Nova York — Amy Oldenburg, chefe de estratégia de ativos digitais do Morgan Stanley, rebateu a ideia de que Wall Street só agora está a abraçar as criptomoedas por medo de perder oportunidades, argumentando que os grandes bancos estão a agir com base em anos de trabalho interno.
“TradFi está a ficar com FOMO e agora está a envolver-se… realmente não é preciso,” disse Oldenburg durante um painel na Digital Asset Summit em Nova York, na terça-feira. “Estamos numa jornada de modernização de toda a infraestrutura financeira há anos.”

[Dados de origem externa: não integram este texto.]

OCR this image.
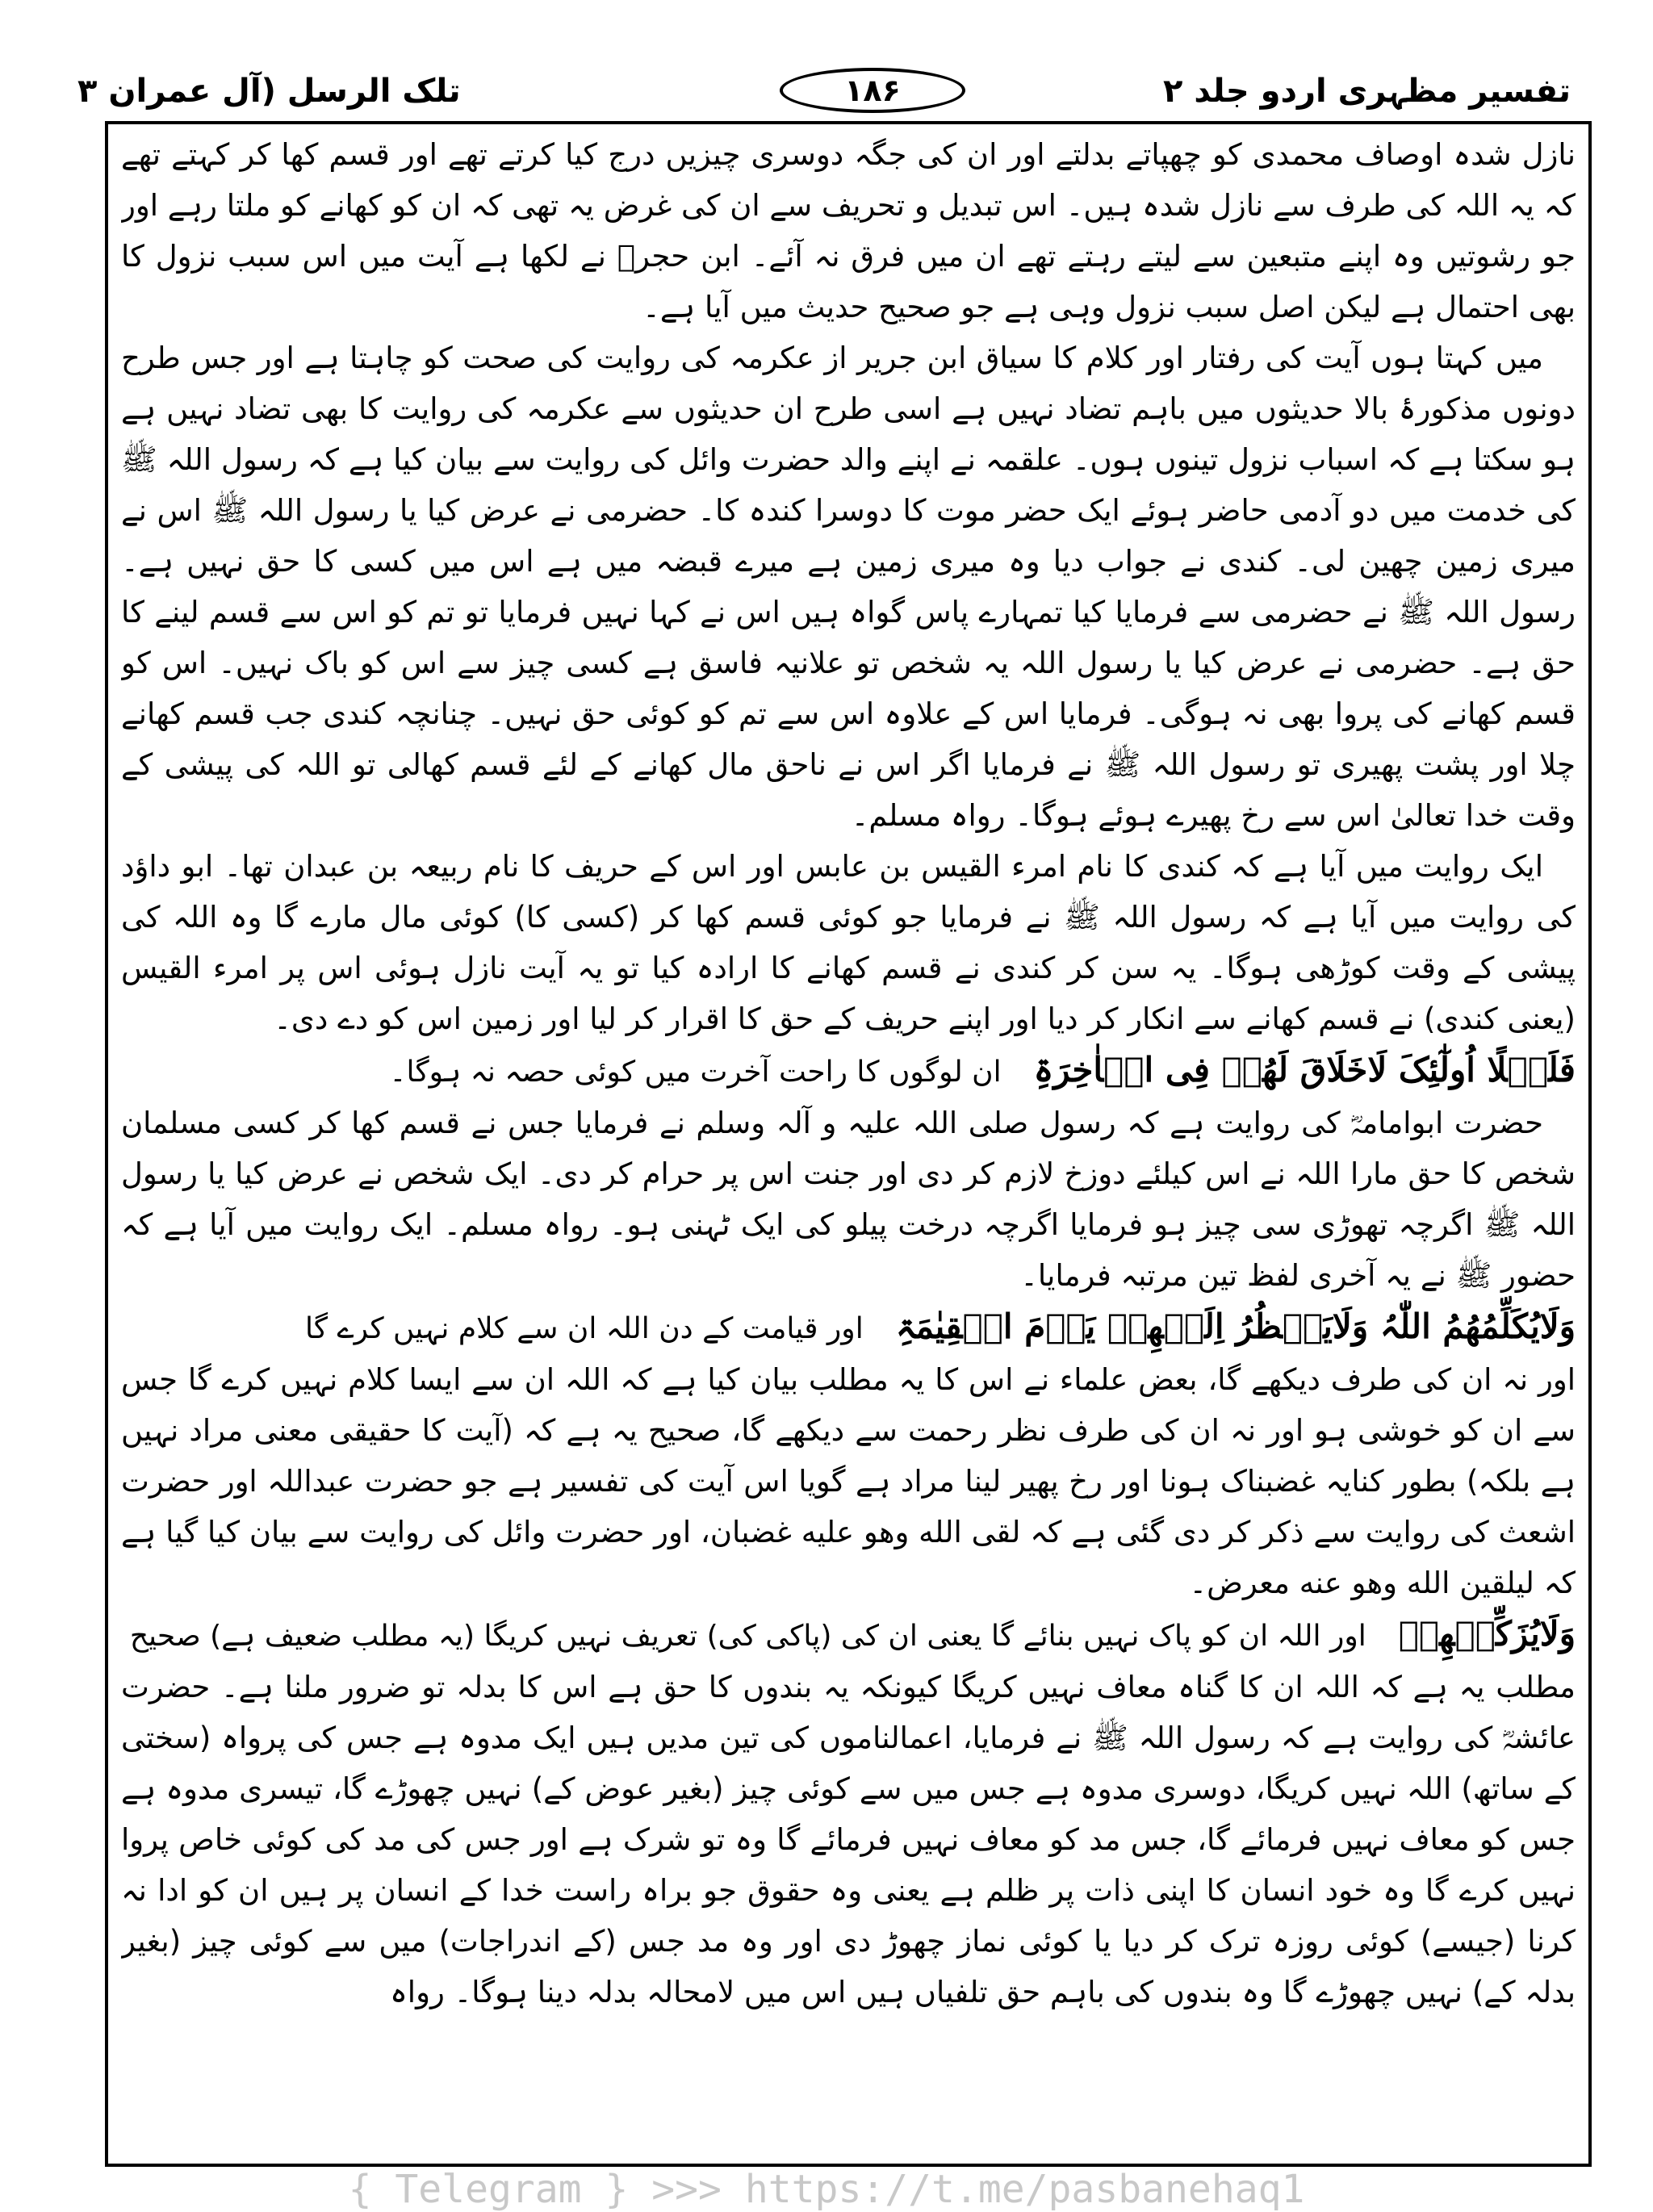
تفسیر مظہری اردو جلد ۲
۱۸۶
تلک الرسل (آل عمران ۳

نازل شدہ اوصاف محمدی کو چھپاتے بدلتے اور ان کی جگہ دوسری چیزیں درج کیا کرتے تھے اور قسم کھا کر کہتے تھے کہ یہ اللہ کی طرف سے نازل شدہ ہیں۔ اس تبدیل و تحریف سے ان کی غرض یہ تھی کہ ان کو کھانے کو ملتا رہے اور جو رشوتیں وہ اپنے متبعین سے لیتے رہتے تھے ان میں فرق نہ آئے۔ ابن حجرؒ نے لکھا ہے آیت میں اس سبب نزول کا بھی احتمال ہے لیکن اصل سبب نزول وہی ہے جو صحیح حدیث میں آیا ہے۔

میں کہتا ہوں آیت کی رفتار اور کلام کا سیاق ابن جریر از عکرمہ کی روایت کی صحت کو چاہتا ہے اور جس طرح دونوں مذکورۂ بالا حدیثوں میں باہم تضاد نہیں ہے اسی طرح ان حدیثوں سے عکرمہ کی روایت کا بھی تضاد نہیں ہے ہو سکتا ہے کہ اسباب نزول تینوں ہوں۔ علقمہ نے اپنے والد حضرت وائل کی روایت سے بیان کیا ہے کہ رسول اللہ ﷺ کی خدمت میں دو آدمی حاضر ہوئے ایک حضر موت کا دوسرا کندہ کا۔ حضرمی نے عرض کیا یا رسول اللہ ﷺ اس نے میری زمین چھین لی۔ کندی نے جواب دیا وہ میری زمین ہے میرے قبضہ میں ہے اس میں کسی کا حق نہیں ہے۔ رسول اللہ ﷺ نے حضرمی سے فرمایا کیا تمہارے پاس گواہ ہیں اس نے کہا نہیں فرمایا تو تم کو اس سے قسم لینے کا حق ہے۔ حضرمی نے عرض کیا یا رسول اللہ یہ شخص تو علانیہ فاسق ہے کسی چیز سے اس کو باک نہیں۔ اس کو قسم کھانے کی پروا بھی نہ ہوگی۔ فرمایا اس کے علاوہ اس سے تم کو کوئی حق نہیں۔ چنانچہ کندی جب قسم کھانے چلا اور پشت پھیری تو رسول اللہ ﷺ نے فرمایا اگر اس نے ناحق مال کھانے کے لئے قسم کھالی تو اللہ کی پیشی کے وقت خدا تعالیٰ اس سے رخ پھیرے ہوئے ہوگا۔ رواہ مسلم۔

ایک روایت میں آیا ہے کہ کندی کا نام امرء القیس بن عابس اور اس کے حریف کا نام ربیعہ بن عبدان تھا۔ ابو داؤد کی روایت میں آیا ہے کہ رسول اللہ ﷺ نے فرمایا جو کوئی قسم کھا کر (کسی کا) کوئی مال مارے گا وہ اللہ کی پیشی کے وقت کوڑھی ہوگا۔ یہ سن کر کندی نے قسم کھانے کا ارادہ کیا تو یہ آیت نازل ہوئی اس پر امرء القیس (یعنی کندی) نے قسم کھانے سے انکار کر دیا اور اپنے حریف کے حق کا اقرار کر لیا اور زمین اس کو دے دی۔

فَلَیۡلًا اُولٰٓئِکَ لَاخَلَاقَ لَھُمۡ فِی الۡاٰخِرَۃِ
ان لوگوں کا راحت آخرت میں کوئی حصہ نہ ہوگا۔

حضرت ابوامامہؓ کی روایت ہے کہ رسول صلی اللہ علیہ و آلہ وسلم نے فرمایا جس نے قسم کھا کر کسی مسلمان شخص کا حق مارا اللہ نے اس کیلئے دوزخ لازم کر دی اور جنت اس پر حرام کر دی۔ ایک شخص نے عرض کیا یا رسول اللہ ﷺ اگرچہ تھوڑی سی چیز ہو فرمایا اگرچہ درخت پیلو کی ایک ٹہنی ہو۔ رواہ مسلم۔ ایک روایت میں آیا ہے کہ حضور ﷺ نے یہ آخری لفظ تین مرتبہ فرمایا۔

وَلَایُکَلِّمُھُمُ اللّٰہُ وَلَایَنۡظُرُ اِلَیۡھِمۡ یَوۡمَ الۡقِیٰمَۃِ
اور قیامت کے دن اللہ ان سے کلام نہیں کرے گا

اور نہ ان کی طرف دیکھے گا، بعض علماء نے اس کا یہ مطلب بیان کیا ہے کہ اللہ ان سے ایسا کلام نہیں کرے گا جس سے ان کو خوشی ہو اور نہ ان کی طرف نظر رحمت سے دیکھے گا، صحیح یہ ہے کہ (آیت کا حقیقی معنی مراد نہیں ہے بلکہ) بطور کنایہ غضبناک ہونا اور رخ پھیر لینا مراد ہے گویا اس آیت کی تفسیر ہے جو حضرت عبداللہ اور حضرت اشعث کی روایت سے ذکر کر دی گئی ہے کہ لقی الله وهو عليه غضبان، اور حضرت وائل کی روایت سے بیان کیا گیا ہے کہ ليلقين الله وهو عنه معرض۔

وَلَایُزَکِّیۡھِمۡ
اور اللہ ان کو پاک نہیں بنائے گا یعنی ان کی (پاکی کی) تعریف نہیں کریگا (یہ مطلب ضعیف ہے) صحیح

مطلب یہ ہے کہ اللہ ان کا گناہ معاف نہیں کریگا کیونکہ یہ بندوں کا حق ہے اس کا بدلہ تو ضرور ملنا ہے۔ حضرت عائشہؓ کی روایت ہے کہ رسول اللہ ﷺ نے فرمایا، اعمالناموں کی تین مدیں ہیں ایک مدوہ ہے جس کی پرواہ (سختی کے ساتھ) اللہ نہیں کریگا، دوسری مدوہ ہے جس میں سے کوئی چیز (بغیر عوض کے) نہیں چھوڑے گا، تیسری مدوہ ہے جس کو معاف نہیں فرمائے گا، جس مد کو معاف نہیں فرمائے گا وہ تو شرک ہے اور جس کی مد کی کوئی خاص پروا نہیں کرے گا وہ خود انسان کا اپنی ذات پر ظلم ہے یعنی وہ حقوق جو براہ راست خدا کے انسان پر ہیں ان کو ادا نہ کرنا (جیسے) کوئی روزہ ترک کر دیا یا کوئی نماز چھوڑ دی اور وہ مد جس (کے اندراجات) میں سے کوئی چیز (بغیر بدلہ کے) نہیں چھوڑے گا وہ بندوں کی باہم حق تلفیاں ہیں اس میں لامحالہ بدلہ دینا ہوگا۔ رواہ

{ Telegram } >>> https://t.me/pasbanehaq1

Os seus comentários surgem numa altura em que grandes bancos americanos, há muito considerados cautelosos ou atrasados na adoção de criptomoedas, começam a expandir além de ofertas limitadas. Durante anos, empresas como o Morgan Stanley restringiram a atividade a exposições indiretas, como oferecer a clientes ricos acesso a fundos de bitcoin BTC$69,860.54 e, mais recentemente, fundos negociados em bolsa (ETFs) de bitcoin à vista na sua plataforma E*Trade. Recentemente, também apresentou uma candidatura para lançar o seu próprio ETF de bitcoin à vista. A participação mais ampla foi dificultada pela incerteza regulatória e preocupações com custódia, conformidade e estrutura de mercado.
Essa postura começou a mudar. O Morgan Stanley delineou recentemente uma estratégia mais definida para ativos digitais, com esforços que abrangem negociação, gestão de ativos e infraestrutura.
Oldenburg afirmou que o banco está agora a preparar-se para suportar a negociação de ações tokenizadas na sua plataforma de negociação alternativa. “Uma das coisas que estamos a planear para a segunda metade de 2026 é ativar a nossa trajetória cruzada… para suportar ações tokenizadas ainda este ano,” disse ela. A plataforma já lida com ações, ETFs e recibos de depósito americanos, que ela descreveu como uma base natural para expansão.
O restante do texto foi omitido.